Need someone to lead product management at your software company? I build high-craft software and the teams that build it. I'm looking for my next opportunity. Check out my resume and get in touch.

This is the blog of Adam Kalsey. Unusual depth and complexity. Rich, full body with a hint of nutty earthiness.

Product Management

How to understand your product and your market

Freshness Warning
This blog post is over 4 years old. It's possible that the information you read below isn't current and the links no longer work.

Once you’re measuring your product-market fit though the end-user satisfaction question you will want to know "why?" Why do the people who love your product love it?

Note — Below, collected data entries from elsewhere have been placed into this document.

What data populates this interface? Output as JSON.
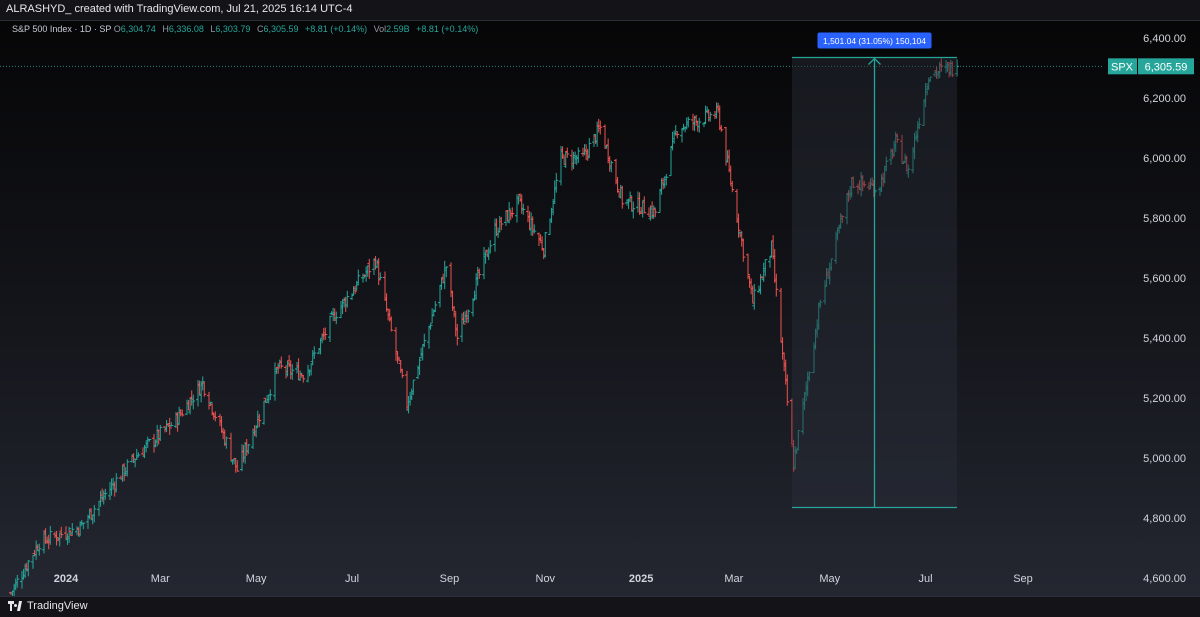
{
  "header": {
    "author_line": "ALRASHYD_ created with TradingView.com, Jul 21, 2025 16:14 UTC-4"
  },
  "legend": {
    "symbol_line": "S&P 500 Index · 1D · SP",
    "o_key": "O",
    "o_val": "6,304.74",
    "h_key": "H",
    "h_val": "6,336.08",
    "l_key": "L",
    "l_val": "6,303.79",
    "c_key": "C",
    "c_val": "6,305.59",
    "change": "+8.81 (+0.14%)",
    "vol_key": "Vol",
    "vol_val": "2.59B",
    "vol_change": "+8.81 (+0.14%)"
  },
  "footer": {
    "brand": "TradingView"
  },
  "colors": {
    "up": "#26a69a",
    "down": "#ef5350",
    "measure": "#26a69a",
    "label_bg": "#2962ff",
    "background": "#0b0b0d"
  },
  "chart_data": {
    "type": "ohlc",
    "symbol": "SPX",
    "last_price": 6305.59,
    "last_price_label": "6,305.59",
    "y_ticks": [
      "4,600.00",
      "4,800.00",
      "5,000.00",
      "5,200.00",
      "5,400.00",
      "5,600.00",
      "5,800.00",
      "6,000.00",
      "6,200.00",
      "6,400.00"
    ],
    "y_tick_values": [
      4600,
      4800,
      5000,
      5200,
      5400,
      5600,
      5800,
      6000,
      6200,
      6400
    ],
    "ylim": [
      4540,
      6460
    ],
    "x_ticks": [
      "2024",
      "Mar",
      "May",
      "Jul",
      "Sep",
      "Nov",
      "2025",
      "Mar",
      "May",
      "Jul",
      "Sep"
    ],
    "x_tick_dates": [
      "2024-01-01",
      "2024-03-01",
      "2024-05-01",
      "2024-07-01",
      "2024-09-01",
      "2024-11-01",
      "2025-01-01",
      "2025-03-01",
      "2025-05-01",
      "2025-07-01",
      "2025-09-01"
    ],
    "xlim": [
      "2023-11-20",
      "2025-10-20"
    ],
    "price_path": [
      [
        "2023-11-27",
        4550
      ],
      [
        "2023-12-15",
        4720
      ],
      [
        "2024-01-10",
        4770
      ],
      [
        "2024-01-20",
        4840
      ],
      [
        "2024-02-15",
        5010
      ],
      [
        "2024-03-10",
        5120
      ],
      [
        "2024-03-28",
        5250
      ],
      [
        "2024-04-19",
        4960
      ],
      [
        "2024-05-15",
        5300
      ],
      [
        "2024-06-01",
        5280
      ],
      [
        "2024-06-20",
        5480
      ],
      [
        "2024-07-16",
        5660
      ],
      [
        "2024-08-05",
        5180
      ],
      [
        "2024-08-30",
        5640
      ],
      [
        "2024-09-06",
        5400
      ],
      [
        "2024-09-30",
        5760
      ],
      [
        "2024-10-15",
        5850
      ],
      [
        "2024-10-31",
        5700
      ],
      [
        "2024-11-11",
        6000
      ],
      [
        "2024-11-25",
        6000
      ],
      [
        "2024-12-06",
        6100
      ],
      [
        "2024-12-20",
        5860
      ],
      [
        "2025-01-10",
        5820
      ],
      [
        "2025-01-24",
        6100
      ],
      [
        "2025-02-19",
        6150
      ],
      [
        "2025-03-13",
        5520
      ],
      [
        "2025-03-25",
        5700
      ],
      [
        "2025-04-08",
        4980
      ],
      [
        "2025-04-25",
        5520
      ],
      [
        "2025-05-15",
        5920
      ],
      [
        "2025-06-01",
        5900
      ],
      [
        "2025-06-12",
        6050
      ],
      [
        "2025-06-20",
        5960
      ],
      [
        "2025-07-03",
        6280
      ],
      [
        "2025-07-21",
        6305.59
      ]
    ],
    "measure_tool": {
      "start_date": "2025-04-07",
      "end_date": "2025-07-21",
      "low": 4835,
      "high": 6335,
      "label": "1,501.04 (31.05%) 150,104"
    }
  }
}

It sounds strange, but most product people don’t understand their products. They know the product features. They know who they think the market is. But they don’t know who loves their product. They don’t know what those people love about it. And this can often be something different than what the product set out to be.

You can ask your end-users another question if you want to understand your product through the eyes of your biggest fans. Ask them what their favorite parts of your product are. You need to phrase this in a way that doesn’t ask about features, or you’ll get a boring list of functional features that doesn’t tell you much. Your product is more than a list of features. Your product feedback needs to be more than a list of features, too. You want feedback to be a mix of functional and non-functional things.

Ask the Favorite Thing question:"What do you like best about the product?"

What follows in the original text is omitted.